8. What are your goals for yourself now that you have published three novels and a collection of short stories?

My goal is still the same: to continue to improve and tell stories that matter. I hope readers will learn something about themselves while enjoying the journey through my books. My novel “The Home” will be out next August and I’m now writing another one set in the mountains. I’m also planning a young adult series featuring two high school girls who are best friends, except one of them is a ghost!

9. Do you expect to be able to give up your day job and concentrate full time on your fiction writing?

That’s one of my dreams, and I appreciate all the readers who help make that dream come true. I like my reporting job but I also have a lot of story ideas I’d like to get down on paper and share with people.

10. Have you ever experienced writer’s block?

Some days I get stuck but I try to work on something else if that happens. Usually, though, if I open myself up to experiences or pay attention to what’s going on around me, I’ll find just the right idea that I need to help the story along. This happens so often that it’s almost spooky.

11. How did you get beyond it?

Sometimes I write parts that I know I’ll have to cut out later, or write for an hour or two and realize it just isn’t working. Sometimes the words come more slowly and it seems like a fight to get a sentence down on paper. Most of the time, though, I trust my instincts, because we are all born storytellers.

12. Do you have any advice for inspiring writers?

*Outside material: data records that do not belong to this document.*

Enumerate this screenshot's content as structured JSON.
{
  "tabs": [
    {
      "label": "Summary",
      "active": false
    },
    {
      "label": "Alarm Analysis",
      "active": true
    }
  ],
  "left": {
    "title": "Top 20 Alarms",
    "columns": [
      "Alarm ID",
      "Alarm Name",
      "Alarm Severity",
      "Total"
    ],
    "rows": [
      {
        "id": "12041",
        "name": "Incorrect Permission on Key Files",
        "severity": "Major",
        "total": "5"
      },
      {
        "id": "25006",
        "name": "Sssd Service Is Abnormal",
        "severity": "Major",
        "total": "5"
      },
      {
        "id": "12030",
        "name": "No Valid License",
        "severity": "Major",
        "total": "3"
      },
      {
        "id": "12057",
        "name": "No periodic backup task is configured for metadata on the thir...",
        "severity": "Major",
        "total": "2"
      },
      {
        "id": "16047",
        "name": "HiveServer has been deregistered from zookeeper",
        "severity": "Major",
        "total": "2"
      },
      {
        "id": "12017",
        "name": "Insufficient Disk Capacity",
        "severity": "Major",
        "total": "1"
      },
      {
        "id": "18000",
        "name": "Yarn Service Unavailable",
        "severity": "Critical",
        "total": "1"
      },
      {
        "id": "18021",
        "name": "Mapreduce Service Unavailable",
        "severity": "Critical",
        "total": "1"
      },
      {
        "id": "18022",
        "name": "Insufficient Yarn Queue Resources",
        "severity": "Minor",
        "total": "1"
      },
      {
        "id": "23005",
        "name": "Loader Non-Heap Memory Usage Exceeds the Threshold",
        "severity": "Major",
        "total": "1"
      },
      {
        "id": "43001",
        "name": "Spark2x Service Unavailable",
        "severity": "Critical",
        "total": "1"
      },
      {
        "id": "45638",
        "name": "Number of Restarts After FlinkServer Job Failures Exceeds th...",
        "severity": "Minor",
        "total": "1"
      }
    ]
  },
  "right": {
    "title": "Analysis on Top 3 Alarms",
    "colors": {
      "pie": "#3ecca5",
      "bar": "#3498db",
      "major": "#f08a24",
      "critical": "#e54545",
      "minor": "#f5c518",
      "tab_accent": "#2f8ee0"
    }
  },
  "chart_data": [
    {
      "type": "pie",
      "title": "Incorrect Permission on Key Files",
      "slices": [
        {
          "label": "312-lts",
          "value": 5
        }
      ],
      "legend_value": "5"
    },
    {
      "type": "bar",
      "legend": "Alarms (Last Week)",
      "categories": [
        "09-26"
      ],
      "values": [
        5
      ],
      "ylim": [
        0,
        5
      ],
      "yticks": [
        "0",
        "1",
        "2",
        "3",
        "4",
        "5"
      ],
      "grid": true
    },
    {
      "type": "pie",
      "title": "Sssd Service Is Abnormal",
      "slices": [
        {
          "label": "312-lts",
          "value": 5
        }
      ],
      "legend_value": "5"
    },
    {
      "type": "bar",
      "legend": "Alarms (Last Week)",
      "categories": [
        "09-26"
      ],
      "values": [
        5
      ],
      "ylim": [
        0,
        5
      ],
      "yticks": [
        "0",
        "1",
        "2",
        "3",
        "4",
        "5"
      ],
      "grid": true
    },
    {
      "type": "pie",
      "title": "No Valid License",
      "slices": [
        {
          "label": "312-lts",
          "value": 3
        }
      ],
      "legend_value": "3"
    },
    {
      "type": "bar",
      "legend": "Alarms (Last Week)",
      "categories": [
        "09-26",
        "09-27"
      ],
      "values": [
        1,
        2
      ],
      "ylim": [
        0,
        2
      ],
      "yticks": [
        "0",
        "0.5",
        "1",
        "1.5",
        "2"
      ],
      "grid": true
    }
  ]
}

Try to write as often as possible, in different types of subjects. Write poetry, stories, articles, and essays. Even if you like one type of writing the best, you can always settle on that later, but in the beginning you need to learn all you can. You also gain confidence as you pile up the paragraphs and it gets easier over time. Of course, you also should read as much as possible, and not just the books that the teacher assigns you! Read something just for fun, just for yourself.